A decade ago, fewer than 100 rhinos were killed in a year. Last year, it was more than 1,000, says Dan Ashe, director of the U.S. Fish and Wildlife Service.
“When you’re talking about something that is more valuable than gold, and it is easily accessible, you’re going to create the atmosphere where people are going to take advantage of that,” he says.
Wildlife conservation groups from around the world are meeting in London this week to search for more effective ways to slow the trade in rhino horns, elephant tusks and other illegal wildlife products.
Britain’s Prince Charles and his son Prince William helped convene this symposium, which has taken on added urgency as rhinos and elephants have been slaughtered at higher rates.
One pound of rhino horn now sells for tens of thousands of dollars, and that kind of money attracts poaching gangs that can afford high-tech weapons, silencers and night-vision equipment.
In many cases, the people who traffic these products are the same people who sell illegal drugs, weapons and even humans. But the consequences for selling wildlife products are far less severe, notes Jonathan Bailey, director of conservation programs at the Zoological Society of London.
“If you compare it to things like human trafficking, drugs [or the] arms trade, the illegal wildlife trade isn’t seen as a serious crime, so these syndicates are getting away with doing it at a very low risk,” Bailey says.
There are many steps to addressing the problem. One approach involves changing laws, to make wildlife poaching a more serious crime.
Another strategy involves giving animals more physical protection on the ground.
A third step is to reduce demand for wildlife products. That trend line is also moving in the wrong direction, says Bailey.
“What we’re seeing now is a massive increase in demand. But this isn’t really for traditional medicine. This is more [for] the growing middle class or upper class in Asia,” says Bailey. “It’s being used for things like cancer cures or even mixed with cocaine and snorted. … All sorts of crazy things that do absolutely nothing for anybody. It’s just about status.”
The world’s leading countries have been slow to respond to this problem, but that’s starting to change.
In November, the U.S. pulverized its stockpile of confiscated elephant tusks, dumping tons of ivory into an industrial grinder, where was crushed to splinters. Soon after the U.S. took that step, other countries followed suit.
John Robinson is with the Wildlife Conservation Society.
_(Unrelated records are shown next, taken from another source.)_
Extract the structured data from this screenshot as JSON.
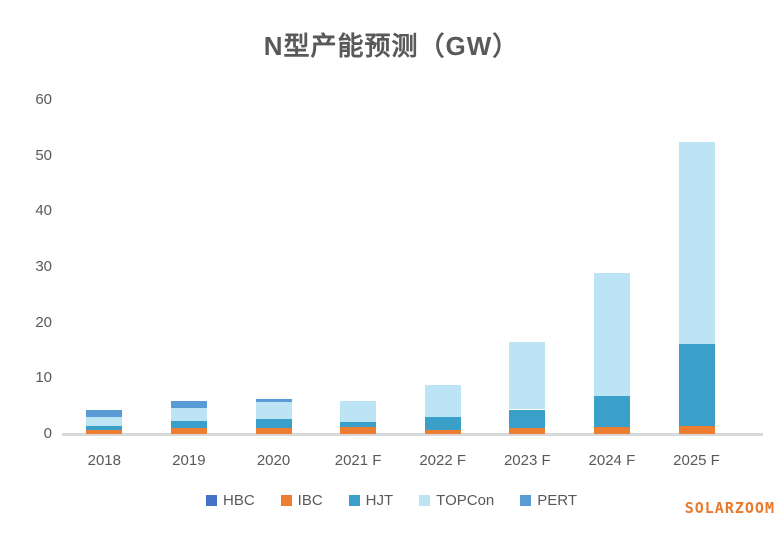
{
  "title": "N型产能预测（GW）",
  "watermark": {
    "text": "SOLARZOOM",
    "color": "#E8792A"
  },
  "axis_color": "#d9d9d9",
  "text_color": "#595959",
  "chart_data": {
    "type": "bar",
    "stacked": true,
    "title": "N型产能预测（GW）",
    "categories": [
      "2018",
      "2019",
      "2020",
      "2021 F",
      "2022 F",
      "2023 F",
      "2024 F",
      "2025 F"
    ],
    "series": [
      {
        "name": "HBC",
        "color": "#4472C4",
        "values": [
          0,
          0,
          0,
          0,
          0,
          0,
          0,
          0
        ]
      },
      {
        "name": "IBC",
        "color": "#ED7D31",
        "values": [
          0.8,
          1.0,
          1.0,
          1.3,
          0.8,
          1.0,
          1.2,
          1.4
        ]
      },
      {
        "name": "HJT",
        "color": "#3AA0C9",
        "values": [
          0.7,
          1.3,
          1.7,
          0.8,
          2.3,
          3.4,
          5.7,
          14.7
        ]
      },
      {
        "name": "TOPCon",
        "color": "#BDE4F5",
        "values": [
          1.5,
          2.3,
          3.0,
          3.8,
          5.7,
          12.2,
          22.1,
          36.4
        ]
      },
      {
        "name": "PERT",
        "color": "#5B9BD5",
        "values": [
          1.3,
          1.3,
          0.6,
          0,
          0,
          0,
          0,
          0
        ]
      }
    ],
    "totals": [
      4.3,
      5.9,
      6.3,
      5.9,
      8.8,
      16.6,
      29.0,
      52.5
    ],
    "xlabel": "",
    "ylabel": "",
    "ylim": [
      0,
      60
    ],
    "yticks": [
      0,
      10,
      20,
      30,
      40,
      50,
      60
    ],
    "grid": false,
    "legend_position": "bottom"
  }
}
“The Chinese government recently destroyed six tons of ivory,” Robinson says. “That was followed by a destruction of almost the entire ivory stockpile in Hong Kong, which was … about 25 tons.”
Many people are comparing this struggle to the war on drugs, or on human trafficking.
But there’s one important difference. The world can fight the illegal drug trade forever. If the illegal wildlife trade continues, the fight will someday be over, because there will be none left.